I am considering a x-country trip from CA-to-MI in July. My goal is speed, not site-seeing, unfortunately. I would be travelling w/ just a small R-Pod so don't need much in the way of amenities. Does anyone have any specific recommendations on campgrounds or routes, dos/don'ts, etc?
I'll throw in my two-cents in general terms about high speed cross country trips. Check weather across the country and think about a route away from "bad" weather. Bad can be a massive heat wave, thunderstorms and rain, tornadoes, etc. Go away from it. If you are going to be camping, a working air conditioner may be mandatory if traveling in heat.
Then after roughing in a route or two check out road construction along that route. Maybe avoid the area or plan on passing through late at night when work is shut down or there would be minimum traffic.
Next, plan your driving to pass through big cities way way outside rush hour traffic. That means adjusting your schedule quite a bit to do that. Midnight is a good hour for cities.
Obviously, this type traveling is not for a fixed schedule 8 or 10 hour a day traveler. When I need a somewhat fast trip back east I'll use the SUV if I plan on motel stops. If it's a true high-speed trip I take the Silverado and roll out a sleeping bag in back along with a small stove, cooler, etc. It all depends on how you want to travel.
Now the next time I have time for a real relaxed trip back east I'm pretty sure it will be on Route 50 in the RV. I checked it out late last year for a trip but things didn't work out.

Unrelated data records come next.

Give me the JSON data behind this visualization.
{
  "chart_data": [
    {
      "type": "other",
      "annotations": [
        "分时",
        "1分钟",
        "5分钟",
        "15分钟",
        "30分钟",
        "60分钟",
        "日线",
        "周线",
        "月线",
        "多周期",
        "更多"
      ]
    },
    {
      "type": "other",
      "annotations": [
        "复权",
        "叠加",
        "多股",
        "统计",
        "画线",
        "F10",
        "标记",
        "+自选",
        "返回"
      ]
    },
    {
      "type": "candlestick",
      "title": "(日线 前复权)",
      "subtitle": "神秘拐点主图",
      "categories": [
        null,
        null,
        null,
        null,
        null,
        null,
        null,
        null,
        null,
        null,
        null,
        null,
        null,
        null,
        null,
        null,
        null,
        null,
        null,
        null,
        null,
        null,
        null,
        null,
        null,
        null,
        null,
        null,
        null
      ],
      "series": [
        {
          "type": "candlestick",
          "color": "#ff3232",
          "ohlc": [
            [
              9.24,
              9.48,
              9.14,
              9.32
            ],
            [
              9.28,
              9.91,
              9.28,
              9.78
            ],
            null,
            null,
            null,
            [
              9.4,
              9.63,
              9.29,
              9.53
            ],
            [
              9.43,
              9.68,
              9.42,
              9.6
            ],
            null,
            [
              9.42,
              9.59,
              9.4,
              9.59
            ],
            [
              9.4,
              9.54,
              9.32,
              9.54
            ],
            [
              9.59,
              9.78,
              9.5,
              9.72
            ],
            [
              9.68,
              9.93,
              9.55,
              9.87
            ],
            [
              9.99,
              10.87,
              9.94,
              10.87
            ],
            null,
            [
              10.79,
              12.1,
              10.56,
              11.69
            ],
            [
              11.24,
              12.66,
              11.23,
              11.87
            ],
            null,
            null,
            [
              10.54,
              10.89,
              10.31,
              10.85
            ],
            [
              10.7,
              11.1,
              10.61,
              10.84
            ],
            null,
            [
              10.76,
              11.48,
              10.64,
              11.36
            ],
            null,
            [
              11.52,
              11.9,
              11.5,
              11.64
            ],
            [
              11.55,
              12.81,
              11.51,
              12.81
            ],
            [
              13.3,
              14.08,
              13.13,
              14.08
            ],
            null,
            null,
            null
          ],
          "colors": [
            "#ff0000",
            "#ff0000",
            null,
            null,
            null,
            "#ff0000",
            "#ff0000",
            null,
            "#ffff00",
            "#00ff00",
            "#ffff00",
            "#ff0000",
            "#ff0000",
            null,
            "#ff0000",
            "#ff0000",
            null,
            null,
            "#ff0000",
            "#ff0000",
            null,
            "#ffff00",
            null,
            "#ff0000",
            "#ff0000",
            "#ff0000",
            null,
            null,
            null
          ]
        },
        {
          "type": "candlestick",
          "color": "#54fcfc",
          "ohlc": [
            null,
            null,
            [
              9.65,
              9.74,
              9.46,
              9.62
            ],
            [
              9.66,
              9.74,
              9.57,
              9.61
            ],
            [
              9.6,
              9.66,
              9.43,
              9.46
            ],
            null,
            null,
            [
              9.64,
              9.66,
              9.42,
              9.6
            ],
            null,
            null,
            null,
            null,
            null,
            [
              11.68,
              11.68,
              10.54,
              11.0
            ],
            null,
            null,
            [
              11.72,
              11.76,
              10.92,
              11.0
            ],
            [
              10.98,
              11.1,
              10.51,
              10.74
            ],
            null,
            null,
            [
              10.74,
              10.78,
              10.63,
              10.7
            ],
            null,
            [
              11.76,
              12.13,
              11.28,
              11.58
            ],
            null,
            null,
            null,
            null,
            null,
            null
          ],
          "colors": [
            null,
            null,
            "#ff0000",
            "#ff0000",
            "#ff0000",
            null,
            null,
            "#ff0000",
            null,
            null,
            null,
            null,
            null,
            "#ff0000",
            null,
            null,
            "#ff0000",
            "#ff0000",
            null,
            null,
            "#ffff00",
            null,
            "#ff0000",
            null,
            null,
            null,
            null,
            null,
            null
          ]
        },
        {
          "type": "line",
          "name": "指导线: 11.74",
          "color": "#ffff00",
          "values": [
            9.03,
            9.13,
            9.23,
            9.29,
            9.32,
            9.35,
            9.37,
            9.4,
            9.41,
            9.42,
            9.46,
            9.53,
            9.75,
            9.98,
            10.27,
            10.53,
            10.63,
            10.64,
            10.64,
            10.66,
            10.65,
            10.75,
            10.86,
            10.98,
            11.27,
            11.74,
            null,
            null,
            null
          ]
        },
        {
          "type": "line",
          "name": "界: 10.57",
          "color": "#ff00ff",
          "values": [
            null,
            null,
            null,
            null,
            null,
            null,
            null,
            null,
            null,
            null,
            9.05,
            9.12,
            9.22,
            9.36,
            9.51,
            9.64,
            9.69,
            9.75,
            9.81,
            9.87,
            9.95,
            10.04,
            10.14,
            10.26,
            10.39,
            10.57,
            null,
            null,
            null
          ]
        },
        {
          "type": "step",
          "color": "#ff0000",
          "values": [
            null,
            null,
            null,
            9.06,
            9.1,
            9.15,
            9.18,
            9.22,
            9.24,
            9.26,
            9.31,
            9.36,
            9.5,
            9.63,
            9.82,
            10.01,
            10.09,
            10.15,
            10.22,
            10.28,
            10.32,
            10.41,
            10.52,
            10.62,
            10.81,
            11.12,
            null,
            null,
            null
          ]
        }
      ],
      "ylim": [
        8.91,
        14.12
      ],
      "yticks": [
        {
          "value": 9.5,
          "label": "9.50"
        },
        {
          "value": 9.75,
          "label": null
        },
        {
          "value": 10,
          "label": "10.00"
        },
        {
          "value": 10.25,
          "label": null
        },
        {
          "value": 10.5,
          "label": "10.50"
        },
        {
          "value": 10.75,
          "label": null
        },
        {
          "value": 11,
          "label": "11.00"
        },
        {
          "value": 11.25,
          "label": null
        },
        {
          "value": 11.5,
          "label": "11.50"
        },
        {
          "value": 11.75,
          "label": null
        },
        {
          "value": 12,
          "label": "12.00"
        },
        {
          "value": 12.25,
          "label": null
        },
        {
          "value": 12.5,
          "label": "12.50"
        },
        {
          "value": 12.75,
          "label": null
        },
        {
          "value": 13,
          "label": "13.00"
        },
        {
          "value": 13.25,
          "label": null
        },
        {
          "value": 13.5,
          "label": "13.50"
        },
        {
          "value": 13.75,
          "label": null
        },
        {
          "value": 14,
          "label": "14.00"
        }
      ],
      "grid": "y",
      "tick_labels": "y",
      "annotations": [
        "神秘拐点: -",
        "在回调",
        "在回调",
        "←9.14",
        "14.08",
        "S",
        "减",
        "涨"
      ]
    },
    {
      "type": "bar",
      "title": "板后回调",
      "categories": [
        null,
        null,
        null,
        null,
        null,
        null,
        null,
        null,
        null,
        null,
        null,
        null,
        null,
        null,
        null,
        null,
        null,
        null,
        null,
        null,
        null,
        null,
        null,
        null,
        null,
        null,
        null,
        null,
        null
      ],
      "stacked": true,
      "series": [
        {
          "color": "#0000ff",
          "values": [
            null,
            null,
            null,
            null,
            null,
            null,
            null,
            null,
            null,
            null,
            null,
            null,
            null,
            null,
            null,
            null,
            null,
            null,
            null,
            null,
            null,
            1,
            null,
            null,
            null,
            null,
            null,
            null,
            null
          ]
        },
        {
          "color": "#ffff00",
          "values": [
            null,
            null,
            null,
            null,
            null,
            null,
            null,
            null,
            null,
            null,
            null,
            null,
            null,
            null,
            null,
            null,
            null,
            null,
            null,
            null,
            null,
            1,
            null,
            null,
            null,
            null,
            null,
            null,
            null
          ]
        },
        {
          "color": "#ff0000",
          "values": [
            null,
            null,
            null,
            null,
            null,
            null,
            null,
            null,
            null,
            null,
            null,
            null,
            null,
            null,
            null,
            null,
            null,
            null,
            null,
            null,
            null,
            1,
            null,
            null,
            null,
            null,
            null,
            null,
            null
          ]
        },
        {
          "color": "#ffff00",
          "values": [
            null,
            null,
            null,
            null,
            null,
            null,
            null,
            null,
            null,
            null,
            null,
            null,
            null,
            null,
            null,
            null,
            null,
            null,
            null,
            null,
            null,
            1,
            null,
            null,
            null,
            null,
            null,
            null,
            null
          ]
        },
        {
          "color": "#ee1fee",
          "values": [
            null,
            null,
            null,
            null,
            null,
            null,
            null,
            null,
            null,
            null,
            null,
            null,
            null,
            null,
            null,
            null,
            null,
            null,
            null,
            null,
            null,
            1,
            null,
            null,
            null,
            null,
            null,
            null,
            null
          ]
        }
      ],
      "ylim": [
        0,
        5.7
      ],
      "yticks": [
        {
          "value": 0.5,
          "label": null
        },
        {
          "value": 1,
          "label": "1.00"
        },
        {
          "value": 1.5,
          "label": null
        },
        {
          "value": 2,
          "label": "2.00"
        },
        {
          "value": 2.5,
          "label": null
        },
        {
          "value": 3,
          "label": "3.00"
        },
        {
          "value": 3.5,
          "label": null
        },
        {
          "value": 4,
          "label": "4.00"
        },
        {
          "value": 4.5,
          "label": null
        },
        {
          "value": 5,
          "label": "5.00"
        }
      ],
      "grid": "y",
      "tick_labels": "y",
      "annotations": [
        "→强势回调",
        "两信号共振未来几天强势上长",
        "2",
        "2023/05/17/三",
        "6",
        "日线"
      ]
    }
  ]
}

Last thing. On long distances across country there is not all that much difference in miles traveled whether you do a big swing around to the north or across a southern route. Play around with some mapping software a bit and this will become obvious. Or maybe win a few bar bets with the unbelievers.
I'll assume that you're heading out from southern CA since you mentioned a southern state route. Starting from MI last summer and heading out to NM I would suggest the route we took, but you obviously would be reversing it.
My suggestion is this: Take I-40 east all the way to Oklahoma City and catch I-44 northeasterly through Tulsa and follow it to St. Louis, MO. From there follow I-70 to Indianapolis, IN. Depending upon where you're headed in MI, you might want to take I-69 north into south central Michigan. Take I-94 east or west, depending upon where you're going, or stay on 69 to Lansing.
Traveling from southwest MI we were in Santa Rosa, NM the evening of our 2nd day on the road. I put 10-12 hours per day into the driving pulling our 5th wheel.
We found a campground in Santa Rosa (Santa Rosa Campground & RV Park), exit #275 off I-40 and then straight east on old Route 66 to the campground. It was fine for one night. They had FHU and shower facilities, which we didn't use as we used our own and paid a little over $30. Places to eat nearby too. Our only other overnight was at a Flying J just east of Joplin, MO.
Thanks very much to all who responded. My exact route would be from Palm Springs, CA to Caseville, MI (top of the "thumb", eastern side of the state north of Detroit). Original plan was to go I-40 through AZ, NM, TX, OK, ...all the way to TN and hit 75-North mainly because I haven't done much of that route before (have taken the Iowa, KS, MO, Utah, etc route). Still debating between taking just my Jeep Liberty or towing a new trailer w/ pickup. Challenge, I think, would be finding a campground as we go on what will be the weekend before the 4th. So, just taking the Jeep and stopping at a motel when tired might be logistically easier.
in July the daytime highs will be near 100 from Texas north thru Nebraska all across the flat mid section of the country and almost as hot in the midwest until you get into the northern part of Michigan. You can check the daily averages for every city for that month on various weather sites. We used to call July and August the dog days of summer in Wisconsin where I grew up. Unless you are lucky and a rare summer cold front moves thru it will be hot! Last summer there was record heat all over the place and the very mild winter seems to indicate more heat to follow. Even on the Maine coast last summer we ran AC (most people there don't have AC) even at night. The water temps at mid-coast Maine used to stay very cool in the summer- high 50's- too cold to swim. But now the lobster industry is concerned because LOBSTAH"S don't like warm water. Global warming or just a normal vacillation in trends? Who knows for sure, but I lean towards Global Warming. I've crossed the country on all the main routes, I10,40,70,90, etc. As somebody else said, they are all about the same as long as there aren't tornados, traffic accidents or major construction. The UP should be cooler because of the lakes once you get there if there is a breeze.
Order is illusion. Chaos is reality. But right or wrong I'm still the captain.